October 18th: The Sweetest Day

When Mr. Pineapple and I first started talking about possible wedding dates our first thought was sometime in October. We were looking at venues more than a year in advance were surprised by how limited the available dates were, especially here in somewhat sleepy western, PA. Our goal date was October 25th, simply because it was a nice simple number. When we decided we to get married at The Rivers Club, October 25th was booked by a bar mitzvah so October 18th became our new future wedding anniversary.

I immediately added "Wedding!!!" to my calendar and discovered that October 18th was noted as "Sweetest Day." I thought "Well, that's cute, but what the heck is Sweetest Day?" So, I turned to the knower of all things, the internet.

So, what is Sweetest Day? Celebrated on the third Saturday of every October, it is pretty much Valentine's Day to celebrate people you just kind of like a lot in addition to those you love. It is described by Retail Confectioners International as an "occasion which offers all of us an opportunity to remember not only the sick, aged and orphaned, but also friends, relatives and associates whose helpfulness and kindness we have enjoyed."

You know how a lot of people say Valentine's Day was just invented by greeting card and candy makers to drum up business? There are two stories that describe the origin of Sweetest Day. One story is that it originated as an act of philanthropy by a candy company employee named Herbert Birch Kingston who wanted to give gifts to the forgotten such as orphans and shut-ins. The other story is that it really was invented by candy makers.

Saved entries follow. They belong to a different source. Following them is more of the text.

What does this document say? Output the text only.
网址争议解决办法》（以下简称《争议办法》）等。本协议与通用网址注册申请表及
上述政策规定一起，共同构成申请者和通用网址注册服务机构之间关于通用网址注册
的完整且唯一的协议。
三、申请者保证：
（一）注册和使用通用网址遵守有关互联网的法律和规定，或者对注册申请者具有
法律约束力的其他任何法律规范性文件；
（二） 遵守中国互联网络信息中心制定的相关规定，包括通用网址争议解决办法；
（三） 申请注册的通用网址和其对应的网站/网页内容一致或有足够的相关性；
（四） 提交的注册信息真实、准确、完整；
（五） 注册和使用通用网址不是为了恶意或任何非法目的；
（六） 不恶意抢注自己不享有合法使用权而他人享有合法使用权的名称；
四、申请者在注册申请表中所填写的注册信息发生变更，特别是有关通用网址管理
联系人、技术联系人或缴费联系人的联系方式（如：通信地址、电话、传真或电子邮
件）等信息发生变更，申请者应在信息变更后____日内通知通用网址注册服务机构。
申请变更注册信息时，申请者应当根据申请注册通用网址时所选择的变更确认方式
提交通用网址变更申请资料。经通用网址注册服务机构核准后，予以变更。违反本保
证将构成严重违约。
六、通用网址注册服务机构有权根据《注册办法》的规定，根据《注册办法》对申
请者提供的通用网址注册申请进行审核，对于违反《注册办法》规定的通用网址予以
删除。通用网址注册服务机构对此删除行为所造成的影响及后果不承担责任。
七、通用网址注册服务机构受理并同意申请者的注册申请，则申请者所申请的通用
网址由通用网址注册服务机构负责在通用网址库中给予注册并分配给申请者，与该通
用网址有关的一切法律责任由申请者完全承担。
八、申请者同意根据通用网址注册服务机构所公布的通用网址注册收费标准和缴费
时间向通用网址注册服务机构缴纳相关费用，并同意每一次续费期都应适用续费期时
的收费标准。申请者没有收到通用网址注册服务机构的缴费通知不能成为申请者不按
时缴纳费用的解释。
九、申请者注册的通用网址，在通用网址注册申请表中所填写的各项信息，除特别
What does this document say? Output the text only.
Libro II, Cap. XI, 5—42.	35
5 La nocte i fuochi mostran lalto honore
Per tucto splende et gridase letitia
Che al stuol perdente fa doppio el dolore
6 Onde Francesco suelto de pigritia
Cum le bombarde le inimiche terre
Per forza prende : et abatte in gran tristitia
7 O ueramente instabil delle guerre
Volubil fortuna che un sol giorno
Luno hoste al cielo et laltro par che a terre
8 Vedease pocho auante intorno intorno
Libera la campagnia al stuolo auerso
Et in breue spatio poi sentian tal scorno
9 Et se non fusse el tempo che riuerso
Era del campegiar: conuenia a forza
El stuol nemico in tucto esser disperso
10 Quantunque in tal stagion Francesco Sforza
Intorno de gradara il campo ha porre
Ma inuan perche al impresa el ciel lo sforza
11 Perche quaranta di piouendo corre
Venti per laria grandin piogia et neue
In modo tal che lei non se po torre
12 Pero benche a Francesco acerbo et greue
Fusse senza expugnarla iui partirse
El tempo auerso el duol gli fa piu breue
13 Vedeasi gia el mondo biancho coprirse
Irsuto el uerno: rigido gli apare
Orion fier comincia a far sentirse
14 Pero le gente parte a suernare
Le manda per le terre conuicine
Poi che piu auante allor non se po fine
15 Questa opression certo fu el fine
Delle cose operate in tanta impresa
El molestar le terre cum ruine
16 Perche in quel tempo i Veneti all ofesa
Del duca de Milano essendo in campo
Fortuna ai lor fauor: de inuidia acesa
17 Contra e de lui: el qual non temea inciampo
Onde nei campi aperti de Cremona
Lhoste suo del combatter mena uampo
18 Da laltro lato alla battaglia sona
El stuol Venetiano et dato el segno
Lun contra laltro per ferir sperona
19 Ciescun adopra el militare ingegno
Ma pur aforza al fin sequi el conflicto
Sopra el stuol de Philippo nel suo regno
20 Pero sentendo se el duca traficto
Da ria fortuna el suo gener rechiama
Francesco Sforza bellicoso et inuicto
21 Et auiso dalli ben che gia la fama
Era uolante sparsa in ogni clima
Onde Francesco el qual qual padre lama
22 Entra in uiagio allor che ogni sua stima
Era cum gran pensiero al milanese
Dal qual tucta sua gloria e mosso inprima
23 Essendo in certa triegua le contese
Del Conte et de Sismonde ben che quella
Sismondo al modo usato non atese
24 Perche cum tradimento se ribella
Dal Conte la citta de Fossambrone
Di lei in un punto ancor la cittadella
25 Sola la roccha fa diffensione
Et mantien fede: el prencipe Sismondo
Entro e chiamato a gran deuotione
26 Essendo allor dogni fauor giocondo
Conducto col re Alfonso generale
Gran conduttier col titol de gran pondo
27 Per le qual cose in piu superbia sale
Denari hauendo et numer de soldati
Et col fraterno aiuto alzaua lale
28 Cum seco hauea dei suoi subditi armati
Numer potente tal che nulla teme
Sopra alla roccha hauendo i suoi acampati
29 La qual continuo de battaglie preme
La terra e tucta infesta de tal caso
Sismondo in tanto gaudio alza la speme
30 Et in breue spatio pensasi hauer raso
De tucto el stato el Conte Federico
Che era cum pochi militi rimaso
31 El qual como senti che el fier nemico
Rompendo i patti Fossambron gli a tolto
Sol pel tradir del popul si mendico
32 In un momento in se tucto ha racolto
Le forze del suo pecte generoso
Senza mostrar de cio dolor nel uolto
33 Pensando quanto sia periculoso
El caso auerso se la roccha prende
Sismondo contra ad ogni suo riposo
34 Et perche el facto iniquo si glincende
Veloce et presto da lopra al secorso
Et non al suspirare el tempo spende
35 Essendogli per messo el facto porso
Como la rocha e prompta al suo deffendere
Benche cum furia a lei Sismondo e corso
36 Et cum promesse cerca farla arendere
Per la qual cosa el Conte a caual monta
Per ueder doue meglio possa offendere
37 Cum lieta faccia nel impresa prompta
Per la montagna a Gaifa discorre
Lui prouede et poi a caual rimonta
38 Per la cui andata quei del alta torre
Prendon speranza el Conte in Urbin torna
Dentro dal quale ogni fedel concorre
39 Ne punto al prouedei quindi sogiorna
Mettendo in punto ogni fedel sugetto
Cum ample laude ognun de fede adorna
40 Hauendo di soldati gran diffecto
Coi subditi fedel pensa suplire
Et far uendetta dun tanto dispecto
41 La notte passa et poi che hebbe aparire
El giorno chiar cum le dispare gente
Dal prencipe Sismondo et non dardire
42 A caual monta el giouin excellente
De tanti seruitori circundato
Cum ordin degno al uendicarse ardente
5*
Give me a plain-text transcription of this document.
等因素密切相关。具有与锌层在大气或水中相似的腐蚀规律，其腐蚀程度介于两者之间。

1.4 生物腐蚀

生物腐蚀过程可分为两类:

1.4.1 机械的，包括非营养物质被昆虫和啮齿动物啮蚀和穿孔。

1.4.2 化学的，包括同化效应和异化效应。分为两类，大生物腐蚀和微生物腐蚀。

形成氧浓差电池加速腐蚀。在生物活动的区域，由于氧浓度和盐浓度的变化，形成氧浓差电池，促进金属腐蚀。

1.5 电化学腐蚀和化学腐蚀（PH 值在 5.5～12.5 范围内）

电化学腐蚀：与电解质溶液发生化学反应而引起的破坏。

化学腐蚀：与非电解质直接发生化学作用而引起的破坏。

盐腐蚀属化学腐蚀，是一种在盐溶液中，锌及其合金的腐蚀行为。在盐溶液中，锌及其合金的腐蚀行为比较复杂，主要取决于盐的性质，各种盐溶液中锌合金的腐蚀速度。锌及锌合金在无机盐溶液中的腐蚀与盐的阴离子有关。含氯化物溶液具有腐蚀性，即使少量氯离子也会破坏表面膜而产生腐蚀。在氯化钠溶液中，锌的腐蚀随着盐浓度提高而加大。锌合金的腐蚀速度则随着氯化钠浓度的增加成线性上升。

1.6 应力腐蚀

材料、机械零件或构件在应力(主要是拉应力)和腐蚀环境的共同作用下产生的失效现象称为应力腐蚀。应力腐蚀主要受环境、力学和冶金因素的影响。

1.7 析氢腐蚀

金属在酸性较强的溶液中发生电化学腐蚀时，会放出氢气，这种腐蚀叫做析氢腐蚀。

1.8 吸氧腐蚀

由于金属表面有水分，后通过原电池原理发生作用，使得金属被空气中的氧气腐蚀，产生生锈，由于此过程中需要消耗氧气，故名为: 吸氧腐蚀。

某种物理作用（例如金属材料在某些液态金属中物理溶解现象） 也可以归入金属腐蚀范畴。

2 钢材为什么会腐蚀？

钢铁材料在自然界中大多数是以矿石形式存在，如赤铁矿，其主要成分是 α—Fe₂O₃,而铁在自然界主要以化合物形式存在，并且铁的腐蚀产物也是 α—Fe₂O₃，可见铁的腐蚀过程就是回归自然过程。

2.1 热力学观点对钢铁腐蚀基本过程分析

The first mention of The Sweetest Day can be found in the October 8th, 1921 edition of the Cleveland newspaper, The Plain Dealer. The paper says that the holiday was planned by a committee of 12 candy makers. The Sweetest Day in the Year Committee distributed over 20,000 boxes of candy to "newsboys, orphans, old folks, and the poor."

The Sweetest Day never really caught on like the candy makers had hoped. It is still celebrated by a few cities in the U.S. such as Cleveland, Buffalo, and Detroit. Pittsburgh is nestled amongst these cities, so I was surprised that I had never heard of the holiday before.

The Romantic

Are you sharing your wedding day with another holiday?